Sure, your college may allow students to pay for tuition and fees with a credit card. But, like partying the night before a midterm, it’s probably not a good idea.

Paying for anything with plastic requires a plan to get rid of your balance fast. That keeps interest charges from piling up. Plus, many schools charge “convenience fees” that could cost more than the value of any rewards points or cash-back bonuses you’re hoping to get on your card.

Here’s what to weigh before using one type of credit to pursue another.

Convenience fees

Before brandishing your card, check if the school tacks on an extra charge, called a convenience fee, to accept payments made with plastic.

Colleges with convenience fees charge 2.75% of the total payment, on average, according to a survey of 410 institutions by the National Association of College and University Business Officers. That means if you pay $2,000 for tuition, your card will be charged $2,055. The bigger the payment, the more expensive that fee will be.

Eroding rewards

If your credit card offers cash back or travel rewards based on the amount you spend, the idea of charging your tuition bill might make “Free plane ticket” flash in front of your eyes. But do the math first.

On a 1.5% cash-back credit card, you’ll earn $30 in rewards on a $2,000 charge. A 2.75% convenience fee of $55 will more than cancel that out.

It’s more likely you’ll see savings if you recently got a credit card with a sign-up bonus — say, if your card offers $200 back after spending $1,000 in the first three months. But even then, if a convenience fee were applied, it would eat away at those rewards.

Interest charges

Community colleges are the type of school most likely to accept payment by credit card — and the least likely to charge a convenience fee — according to the National Association of College and University Business Officers survey. They’re also the least expensive, according to the College Board.

But even then, it’s not a good idea to pay with a credit card if you plan to carry that balance from month to month. Unless you have a card that doesn’t charge interest for an introductory period, carrying a balance could mean paying loads in interest charges. For instance, leaving a $2,055 balance on a card with an annual percentage rate of 17% will accrue about $29 in interest in the first month alone.

Other financial aid options

Know that you don’t have to pay for school out of pocket.

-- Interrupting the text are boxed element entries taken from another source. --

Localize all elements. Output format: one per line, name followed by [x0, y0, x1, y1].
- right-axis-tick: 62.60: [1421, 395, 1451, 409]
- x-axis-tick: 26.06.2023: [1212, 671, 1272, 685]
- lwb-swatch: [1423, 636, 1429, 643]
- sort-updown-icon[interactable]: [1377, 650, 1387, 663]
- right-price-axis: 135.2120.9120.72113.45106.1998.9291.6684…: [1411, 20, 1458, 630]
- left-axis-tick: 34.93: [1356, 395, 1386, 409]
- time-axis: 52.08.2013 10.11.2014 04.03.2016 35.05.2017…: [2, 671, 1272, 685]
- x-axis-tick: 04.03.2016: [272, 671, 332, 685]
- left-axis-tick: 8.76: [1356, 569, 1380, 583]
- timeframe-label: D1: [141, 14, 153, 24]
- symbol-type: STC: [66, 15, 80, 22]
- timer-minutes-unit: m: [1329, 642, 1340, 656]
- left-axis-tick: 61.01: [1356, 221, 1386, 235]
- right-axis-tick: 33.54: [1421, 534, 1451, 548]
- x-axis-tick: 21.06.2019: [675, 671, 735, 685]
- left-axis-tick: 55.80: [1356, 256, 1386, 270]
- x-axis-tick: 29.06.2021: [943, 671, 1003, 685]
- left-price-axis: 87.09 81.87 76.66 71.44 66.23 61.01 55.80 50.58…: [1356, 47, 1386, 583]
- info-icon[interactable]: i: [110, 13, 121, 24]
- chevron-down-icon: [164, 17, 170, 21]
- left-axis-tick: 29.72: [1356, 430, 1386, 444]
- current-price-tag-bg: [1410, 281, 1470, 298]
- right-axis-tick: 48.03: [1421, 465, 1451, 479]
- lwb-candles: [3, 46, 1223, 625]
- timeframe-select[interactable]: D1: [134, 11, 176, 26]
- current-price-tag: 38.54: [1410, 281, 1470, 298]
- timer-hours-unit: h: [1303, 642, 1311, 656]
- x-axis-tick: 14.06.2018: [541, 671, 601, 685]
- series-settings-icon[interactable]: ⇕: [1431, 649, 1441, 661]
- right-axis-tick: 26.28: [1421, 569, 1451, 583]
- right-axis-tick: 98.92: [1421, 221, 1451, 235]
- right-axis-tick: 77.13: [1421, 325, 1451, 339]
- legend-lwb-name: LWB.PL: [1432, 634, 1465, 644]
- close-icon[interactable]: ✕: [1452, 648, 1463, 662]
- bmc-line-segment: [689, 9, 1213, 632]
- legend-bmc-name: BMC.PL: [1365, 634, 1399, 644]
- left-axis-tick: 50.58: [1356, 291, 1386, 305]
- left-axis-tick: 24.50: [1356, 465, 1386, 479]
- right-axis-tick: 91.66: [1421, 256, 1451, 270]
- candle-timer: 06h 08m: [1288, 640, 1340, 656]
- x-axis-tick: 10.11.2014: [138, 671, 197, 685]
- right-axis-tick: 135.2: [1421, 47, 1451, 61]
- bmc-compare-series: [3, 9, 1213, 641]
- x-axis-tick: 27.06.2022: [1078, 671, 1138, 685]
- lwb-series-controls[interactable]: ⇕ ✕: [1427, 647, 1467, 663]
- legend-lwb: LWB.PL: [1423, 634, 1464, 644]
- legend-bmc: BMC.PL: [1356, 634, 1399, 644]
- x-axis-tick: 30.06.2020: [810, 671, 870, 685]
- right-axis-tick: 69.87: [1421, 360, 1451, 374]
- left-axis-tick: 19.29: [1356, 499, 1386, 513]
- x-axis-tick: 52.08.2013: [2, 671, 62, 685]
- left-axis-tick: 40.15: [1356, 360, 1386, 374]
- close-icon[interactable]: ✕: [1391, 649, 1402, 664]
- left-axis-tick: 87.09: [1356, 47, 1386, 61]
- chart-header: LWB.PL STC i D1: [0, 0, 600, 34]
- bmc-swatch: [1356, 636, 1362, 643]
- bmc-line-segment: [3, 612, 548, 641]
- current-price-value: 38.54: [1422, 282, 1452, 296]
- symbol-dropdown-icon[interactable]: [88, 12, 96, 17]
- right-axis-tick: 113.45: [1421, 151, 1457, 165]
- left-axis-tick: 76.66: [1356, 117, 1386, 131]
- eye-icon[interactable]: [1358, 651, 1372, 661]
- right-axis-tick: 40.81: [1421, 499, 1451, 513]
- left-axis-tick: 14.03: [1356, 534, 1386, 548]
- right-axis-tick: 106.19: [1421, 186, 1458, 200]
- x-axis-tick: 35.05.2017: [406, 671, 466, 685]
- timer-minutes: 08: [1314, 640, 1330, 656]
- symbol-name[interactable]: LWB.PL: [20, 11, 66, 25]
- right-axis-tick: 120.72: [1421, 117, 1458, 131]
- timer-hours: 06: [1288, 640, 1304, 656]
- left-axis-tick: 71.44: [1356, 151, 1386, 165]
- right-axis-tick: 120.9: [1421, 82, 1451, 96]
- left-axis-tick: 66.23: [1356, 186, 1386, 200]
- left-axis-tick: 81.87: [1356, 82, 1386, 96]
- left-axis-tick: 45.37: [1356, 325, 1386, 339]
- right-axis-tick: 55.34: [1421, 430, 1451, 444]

Fill out the Free Application for Federal Student Aid, known as the FAFSA, to qualify for federal grants you don’t have to pay back. Students with financial need can get a Pell Grant, for instance, of up to $6,095 for the year. The amount you’ll receive depends on your income, school costs and whether you’ll attend full- or part-time.

The FAFSA also makes you eligible for federal student loans, whose interest rates — 5.05% for undergrads in 2018-19 — are generally lower than the rates on credit cards. Check into scholarships, too, and ask about getting tuition reimbursement from your company if you’ll work while studying.

Unless you have a plan to get rid of your balance fast — and you’ve already exhausted every other financial aid option — paying for college on credit doesn’t make the grade.